Thomas Yeates (1768–1869) was a British oriental linguist, translator, and historian. He is best known for transcribing Indian manuscripts into English, as well as the New Testament into Biblical Hebrew.

==Life==
He was the son of John Yeates, a turner, of Snow Hill, London, where he was born on 9 October 1768. He was at first apprenticed to his father, but, showing no taste for the trade, was allowed to pursue studies in Latin and Hebrew. At the age of fourteen he appears to have been employed as secretary to the Society for Promoting Constitutional Information, a radical association which numbered Sir William Jones (1746–1794) among its members, but he can have held this post only a short time.

Following a plan which he had formed of rendering the New Testament into Biblical Hebrew, he got into communication with Joseph White, who, shortly after his appointment to the professorship of Hebrew at Oxford, got Yeates a bible clerkship at All Souls' College, Oxford; he matriculated there on 22 May 1802, but never graduated.

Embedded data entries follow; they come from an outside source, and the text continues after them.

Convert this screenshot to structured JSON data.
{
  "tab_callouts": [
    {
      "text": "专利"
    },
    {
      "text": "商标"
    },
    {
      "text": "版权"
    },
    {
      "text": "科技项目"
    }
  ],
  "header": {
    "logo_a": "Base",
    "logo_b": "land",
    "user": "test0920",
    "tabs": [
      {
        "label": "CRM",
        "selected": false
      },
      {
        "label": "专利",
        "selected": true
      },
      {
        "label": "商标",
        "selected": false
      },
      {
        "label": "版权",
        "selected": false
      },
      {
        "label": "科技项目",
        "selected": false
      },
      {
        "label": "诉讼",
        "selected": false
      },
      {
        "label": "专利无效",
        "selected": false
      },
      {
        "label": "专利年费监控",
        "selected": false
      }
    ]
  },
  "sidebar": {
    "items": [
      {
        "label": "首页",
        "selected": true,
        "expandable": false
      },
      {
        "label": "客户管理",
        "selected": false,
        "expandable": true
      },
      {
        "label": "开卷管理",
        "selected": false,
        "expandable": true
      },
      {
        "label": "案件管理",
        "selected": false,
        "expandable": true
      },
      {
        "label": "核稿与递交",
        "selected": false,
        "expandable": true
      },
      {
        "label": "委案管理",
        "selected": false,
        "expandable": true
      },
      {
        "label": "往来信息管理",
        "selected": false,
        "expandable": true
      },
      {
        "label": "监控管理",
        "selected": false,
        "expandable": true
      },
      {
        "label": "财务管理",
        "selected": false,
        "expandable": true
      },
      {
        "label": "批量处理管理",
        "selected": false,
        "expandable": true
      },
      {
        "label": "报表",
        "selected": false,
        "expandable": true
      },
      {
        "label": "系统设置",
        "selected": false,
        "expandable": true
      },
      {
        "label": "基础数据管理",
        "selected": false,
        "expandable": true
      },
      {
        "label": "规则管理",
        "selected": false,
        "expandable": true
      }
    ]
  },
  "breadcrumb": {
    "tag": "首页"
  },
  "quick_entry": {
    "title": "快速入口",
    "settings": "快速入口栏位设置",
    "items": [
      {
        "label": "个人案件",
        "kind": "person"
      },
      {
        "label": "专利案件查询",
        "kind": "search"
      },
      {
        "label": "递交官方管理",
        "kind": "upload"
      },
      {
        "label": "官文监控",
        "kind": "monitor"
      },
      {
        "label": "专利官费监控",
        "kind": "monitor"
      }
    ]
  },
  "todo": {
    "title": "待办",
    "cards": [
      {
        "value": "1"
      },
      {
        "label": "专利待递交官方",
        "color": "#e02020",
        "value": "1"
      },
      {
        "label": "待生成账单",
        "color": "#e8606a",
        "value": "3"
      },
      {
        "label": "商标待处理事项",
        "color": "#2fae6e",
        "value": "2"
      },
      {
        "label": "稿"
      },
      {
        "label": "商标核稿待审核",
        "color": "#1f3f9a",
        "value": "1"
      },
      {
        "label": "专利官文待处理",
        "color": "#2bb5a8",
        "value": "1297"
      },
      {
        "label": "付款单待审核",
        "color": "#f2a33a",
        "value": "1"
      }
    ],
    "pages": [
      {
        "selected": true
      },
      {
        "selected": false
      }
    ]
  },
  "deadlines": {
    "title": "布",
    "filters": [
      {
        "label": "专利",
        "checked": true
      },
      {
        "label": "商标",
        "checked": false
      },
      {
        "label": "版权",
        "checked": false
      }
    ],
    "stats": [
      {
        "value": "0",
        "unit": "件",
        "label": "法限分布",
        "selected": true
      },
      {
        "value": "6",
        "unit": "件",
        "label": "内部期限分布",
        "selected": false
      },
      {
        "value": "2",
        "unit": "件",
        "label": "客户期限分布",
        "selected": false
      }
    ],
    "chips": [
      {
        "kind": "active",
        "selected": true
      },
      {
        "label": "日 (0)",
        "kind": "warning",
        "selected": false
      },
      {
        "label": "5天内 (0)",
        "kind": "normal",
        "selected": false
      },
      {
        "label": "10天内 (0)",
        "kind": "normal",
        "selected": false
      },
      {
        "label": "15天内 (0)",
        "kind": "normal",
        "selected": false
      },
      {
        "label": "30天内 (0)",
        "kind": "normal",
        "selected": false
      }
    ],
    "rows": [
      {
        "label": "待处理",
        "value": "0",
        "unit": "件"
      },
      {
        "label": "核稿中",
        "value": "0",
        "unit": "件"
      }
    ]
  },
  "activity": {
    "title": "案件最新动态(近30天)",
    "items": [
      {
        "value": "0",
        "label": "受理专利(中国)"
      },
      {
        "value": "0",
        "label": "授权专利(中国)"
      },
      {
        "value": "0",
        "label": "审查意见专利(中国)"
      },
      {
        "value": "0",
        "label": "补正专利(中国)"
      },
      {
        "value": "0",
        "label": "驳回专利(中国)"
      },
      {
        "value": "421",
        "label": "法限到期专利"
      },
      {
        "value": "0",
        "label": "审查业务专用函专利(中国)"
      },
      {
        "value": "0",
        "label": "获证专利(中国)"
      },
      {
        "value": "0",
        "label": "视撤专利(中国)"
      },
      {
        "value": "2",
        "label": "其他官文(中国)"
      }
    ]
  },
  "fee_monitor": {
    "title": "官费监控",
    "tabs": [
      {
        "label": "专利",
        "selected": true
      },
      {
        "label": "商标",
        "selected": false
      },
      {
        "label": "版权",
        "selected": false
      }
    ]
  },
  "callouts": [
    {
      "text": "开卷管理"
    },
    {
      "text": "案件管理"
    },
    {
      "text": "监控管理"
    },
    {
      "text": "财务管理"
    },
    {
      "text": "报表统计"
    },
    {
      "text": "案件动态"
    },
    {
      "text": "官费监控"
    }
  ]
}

Though he worked for many years at this translation, and received encouragement from the continent as well as in England, the only portion of it ever published was a specimen which appeared in the third annual report of the London Jews' Society.

From about 1808 to 1815 Yeates was employed by Claudius Buchanan to catalogue and describe his oriental manuscripts brought from India; and for much of this period he lived in Cambridge, where the University Press published (1812) his 'Collation of an India Copy of the Pentateuch;' the copies of this work were presented by the press to Yeates. He also, through Buchanan, obtained employment from the Bible Society, and superintended their editions of the Æthiopic Psalter and the Syriac New Testament.

After Buchanan's death he was helped by Thomas Burgess, bishop of St. David's, who procured for him the secretaryship of the Royal Society of Literature, and in 1823 the post of assistant in the printed book department of the British Museum, which he retained until his death.

He died on 7 October 1839.

==Works==
In 1818 he published a work called 'Indian Church History,' compiled chiefly from Assemani and the reports of Buchanan and Kerr, and containing an account of the Christian churches in the East, with an ultra-conservative history of their origin. The same year he produced a 'Variation Chart of all the Navigable Oceans and Seas between latitude 60 degrees N. and S. from Documents, and delineated on a new plan;' and in 1819 a Syriac grammar, the first that ever appeared in English. He was also employed by the publishers of Caleb Ashworth's 'Hebrew Grammar' to revise the third and subsequent editions. In 1830 he published 'Remarks on the Bible Chronology, being an Essay towards reconciling the same with the Histories of the Eastern Nations;' in 1833 'A Dissertation on the Antiquity of the Pyramids;' and in 1835 'Remarks on the History of Ancient Egypt.' His astronomical publications involved him in financial difficulties, which the Literary Fund helped him to meet.